Ivermectin remains unapproved and unauthorized by the FDA for treating COVID-19, although its ability to treat parasitic infections in people is recognized.
While some studies reported that ivermectin could benefit COVID-19 patients, these studies have generally been found to contain limitations that affect their reliability. Science Feedback covered some of these studies in its reviews (see here and here). BBC Reality Check also published a report about the flawed—and in some cases, fraudulent—studies about ivermectin.
Some, like the Gateway Pundit, attempted to bolster their claims of ivermectin’s effectiveness against COVID-19 by citing the website c19ivm.org. The website purportedly claims to show more than a hundred studies showing ivermectin is effective against COVID-19.
However, CovidAnalysis, the entity that runs the website, has already been documented to commit significant errors in its analyses of alleged COVID-19 treatments. Science Feedback covered some of these problems in these reviews. The flaws in CovidAnalysis’ analyses have also been highlighted by Ars Technica and Science-Based Medicine.
Well-performed randomized clinical trials haven’t found evidence that ivermectin is associated with improved outcomes in COVID-19[1-3].

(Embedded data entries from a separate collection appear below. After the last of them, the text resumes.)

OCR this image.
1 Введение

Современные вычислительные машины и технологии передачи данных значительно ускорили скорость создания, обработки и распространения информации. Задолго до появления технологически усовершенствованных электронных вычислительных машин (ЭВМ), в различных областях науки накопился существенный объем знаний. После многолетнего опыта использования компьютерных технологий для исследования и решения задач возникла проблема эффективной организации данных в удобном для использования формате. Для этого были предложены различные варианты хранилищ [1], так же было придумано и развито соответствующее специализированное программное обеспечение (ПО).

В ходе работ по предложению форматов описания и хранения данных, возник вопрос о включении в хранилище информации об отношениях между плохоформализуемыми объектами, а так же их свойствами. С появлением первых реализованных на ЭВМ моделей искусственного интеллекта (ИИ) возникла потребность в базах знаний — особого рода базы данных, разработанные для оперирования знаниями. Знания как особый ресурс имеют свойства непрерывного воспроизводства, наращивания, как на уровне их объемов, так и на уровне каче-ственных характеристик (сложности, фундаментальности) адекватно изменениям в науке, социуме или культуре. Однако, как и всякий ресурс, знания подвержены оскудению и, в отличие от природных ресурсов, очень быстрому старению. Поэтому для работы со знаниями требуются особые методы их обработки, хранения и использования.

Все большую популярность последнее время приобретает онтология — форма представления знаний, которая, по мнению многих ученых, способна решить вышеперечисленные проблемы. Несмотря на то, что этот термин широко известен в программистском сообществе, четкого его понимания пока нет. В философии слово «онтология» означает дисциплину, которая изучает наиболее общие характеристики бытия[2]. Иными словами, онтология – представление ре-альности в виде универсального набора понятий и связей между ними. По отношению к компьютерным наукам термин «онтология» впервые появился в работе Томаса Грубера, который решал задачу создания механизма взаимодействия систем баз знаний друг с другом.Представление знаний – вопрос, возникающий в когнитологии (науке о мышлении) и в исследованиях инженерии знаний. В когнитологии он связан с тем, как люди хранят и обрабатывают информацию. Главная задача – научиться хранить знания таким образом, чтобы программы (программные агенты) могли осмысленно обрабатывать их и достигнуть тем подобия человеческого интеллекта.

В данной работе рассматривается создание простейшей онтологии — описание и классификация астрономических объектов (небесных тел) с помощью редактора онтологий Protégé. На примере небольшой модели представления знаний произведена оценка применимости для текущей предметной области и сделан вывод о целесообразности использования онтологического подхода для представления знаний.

Most recently, the PRINCIPLE trial, which has been running in the U.K. for a few years, published its findings on ivermectin’s impact on recovery from COVID-19 and COVID-19-related hospitalization or death[4].
The authors reported:
“Ivermectin for COVID-19 is unlikely to provide clinically meaningful improvement in recovery, hospital admissions, or longer-term outcomes. Further trials of ivermectin for SARS-Cov-2 infection in vaccinated community populations appear unwarranted.”
Conclusion
The FDA agreed to settle a lawsuit related to its advisory warning people not to take ivermectin for COVID-19. As part of the settlement, the FDA agreed to remove the advisory and related social media posts. However, it still retains the right to publish a revised version of the advisory and to post about the revised version on social media.
Claims that a court found the FDA broke the law with its ivermectin advisory or that it lost the case are inaccurate and misrepresent the outcome of the case. Furthermore, the outcome also has no bearing on whether ivermectin is effective for COVID-19. Multiple clinical trials have detected no meaningful benefit from treating COVID-19 with ivermectin.
REFERENCES
- 1 – Lim et al. (2022) Efficacy of Ivermectin Treatment on Disease Progression Among Adults With Mild to Moderate COVID-19 and Comorbidities: The I-TECH Randomized Clinical Trial. JAMA Internal Medicine.
- 2 – Reis et al. (2022) Effect of Early Treatment with Ivermectin among Patients with Covid-19. New England Journal of Medicine.
- 3 – Naggie et al. (2022) Effect of Ivermectin vs Placebo on Time to Sustained Recovery in Outpatients With Mild to Moderate COVID-19: A Randomized Clinical Trial. JAMA.
- 4 – Hayward et al. (2024) Ivermectin for COVID-19 in adults in the community (PRINCIPLE): an open, randomised, controlled, adaptive platform trial of short- and longer-term outcomes. Journal of Infection.